A Phase 1 trial aims to look at doses and side effects and establish the best dosage. This work has to be done before a new drug or therapy can be tested to see if it is effective.
Phase 2 trials
Not all treatments tested in a phase 1 trial reach phase 2 trial. This phase determines whether a drug or therapy works and how effective it is. At this point, a drug or therapy is not presumed to have any therapeutic effect whatsoever. Phase 2 trials aim to find out:
- How well the drug or therapy works
- More about side effects and how to best manage them
- More about the optimal dosage to use
Phase 2 trials are often larger than phase 1 studies. There may be up to 100 or so people enrolled in this phase. Sometimes, in a phase 2 trial, a new treatment is compared with an existing treatment already in use, or with a placebo. Some phase 2 trials are randomised, and the researchers put the people taking part in the treatment groups at random.
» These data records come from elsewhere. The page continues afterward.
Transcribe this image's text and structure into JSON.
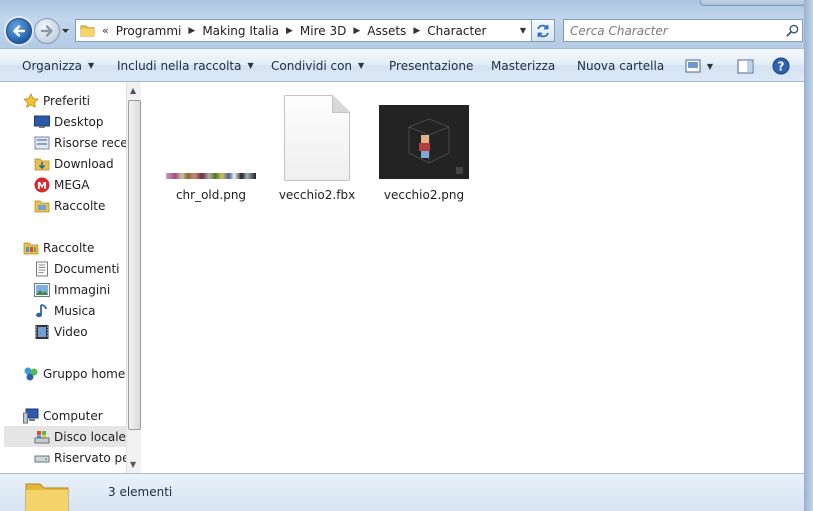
{
  "window": {
    "breadcrumb_prefix": "«",
    "breadcrumbs": [
      "Programmi",
      "Making Italia",
      "Mire 3D",
      "Assets",
      "Character"
    ],
    "search_placeholder": "Cerca Character"
  },
  "toolbar": {
    "items": [
      {
        "label": "Organizza",
        "has_dropdown": true
      },
      {
        "label": "Includi nella raccolta",
        "has_dropdown": true
      },
      {
        "label": "Condividi con",
        "has_dropdown": true
      },
      {
        "label": "Presentazione",
        "has_dropdown": false
      },
      {
        "label": "Masterizza",
        "has_dropdown": false
      },
      {
        "label": "Nuova cartella",
        "has_dropdown": false
      }
    ],
    "icons": [
      "view-icon",
      "preview-pane-icon",
      "help-icon"
    ]
  },
  "navigation": {
    "favorites": {
      "label": "Preferiti",
      "icon": "star-icon"
    },
    "favorites_items": [
      {
        "label": "Desktop",
        "icon": "desktop-icon"
      },
      {
        "label": "Risorse recen",
        "icon": "recent-places-icon"
      },
      {
        "label": "Download",
        "icon": "download-folder-icon"
      },
      {
        "label": "MEGA",
        "icon": "mega-icon"
      },
      {
        "label": "Raccolte",
        "icon": "libraries-folder-icon"
      }
    ],
    "libraries": {
      "label": "Raccolte",
      "icon": "libraries-icon"
    },
    "libraries_items": [
      {
        "label": "Documenti",
        "icon": "documents-icon"
      },
      {
        "label": "Immagini",
        "icon": "pictures-icon"
      },
      {
        "label": "Musica",
        "icon": "music-icon"
      },
      {
        "label": "Video",
        "icon": "video-icon"
      }
    ],
    "homegroup": {
      "label": "Gruppo home",
      "icon": "homegroup-icon"
    },
    "computer": {
      "label": "Computer",
      "icon": "computer-icon"
    },
    "computer_items": [
      {
        "label": "Disco locale (",
        "icon": "local-disk-icon",
        "selected": true
      },
      {
        "label": "Riservato per",
        "icon": "drive-icon",
        "selected": false
      }
    ]
  },
  "files": [
    {
      "name": "chr_old.png",
      "type": "image-strip"
    },
    {
      "name": "vecchio2.fbx",
      "type": "document"
    },
    {
      "name": "vecchio2.png",
      "type": "image-dark"
    }
  ],
  "status": {
    "count_text": "3 elementi"
  }
}
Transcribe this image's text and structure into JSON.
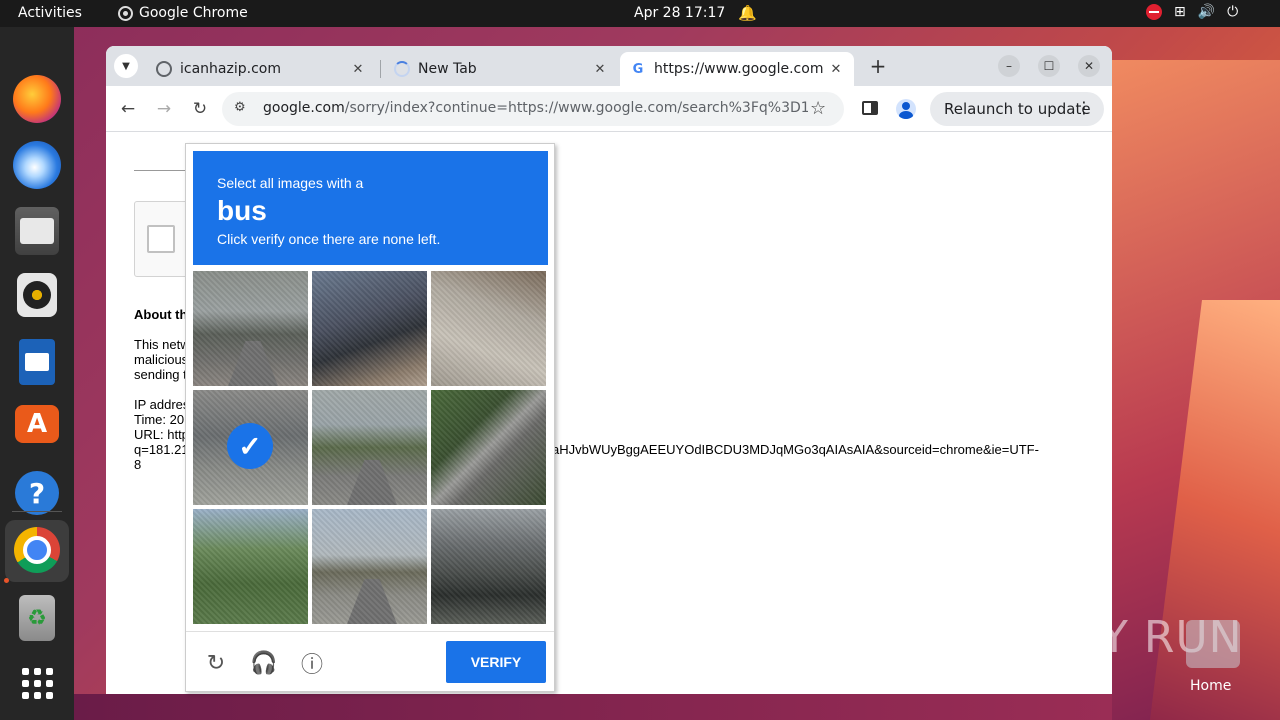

A phase 2 trial aims to determine if a drug or therapy is effective, and optionally, to what level compared to other approaches. If the results of phase 2 trials show that a new treatment is as good as an existing treatment, or better, it then moves to phase 3.
Phase 3 trials
These trials compare new treatments with the best currently available treatment. This phase determines a drug or therapy’s therapeutic effect and at this point, the drug or therapy is presumed to have some effect. Phase 3 trials set out to determine:
- How effective a new drug or therapy is versus the current standard treatment
- Different doses or ways of giving a standard treatment
Phase 3 trials usually involve considerably more patients than phases 1 or 2. This is due to differences in success rates potentially being small. So, the trial needs more patients to be able to show the difference. Sometimes phase 3 trials can involve thousands of patients in different hospitals or even multiple countries. Phase 3 trials are almost always randomised, with researchers putting people taking part into treatment groups at random.
A phase 3 trial aims to determine how effective a new drug or therapy is compared to current standard treatments.
Phase 4 trials
Phase 4 trials are conducted after a drug has been shown to work and has been granted a license. The main reasons for running phase 4 trials are to find out:
- More information about the side effects and safety of the drug or therapy
- What the long-term risks and benefits are of the drug or therapy
- How well the drug or therapy works when used more widely
A phase 4 trial aims to refine information about the efficacy or a drug or therapy and study its long-term effects.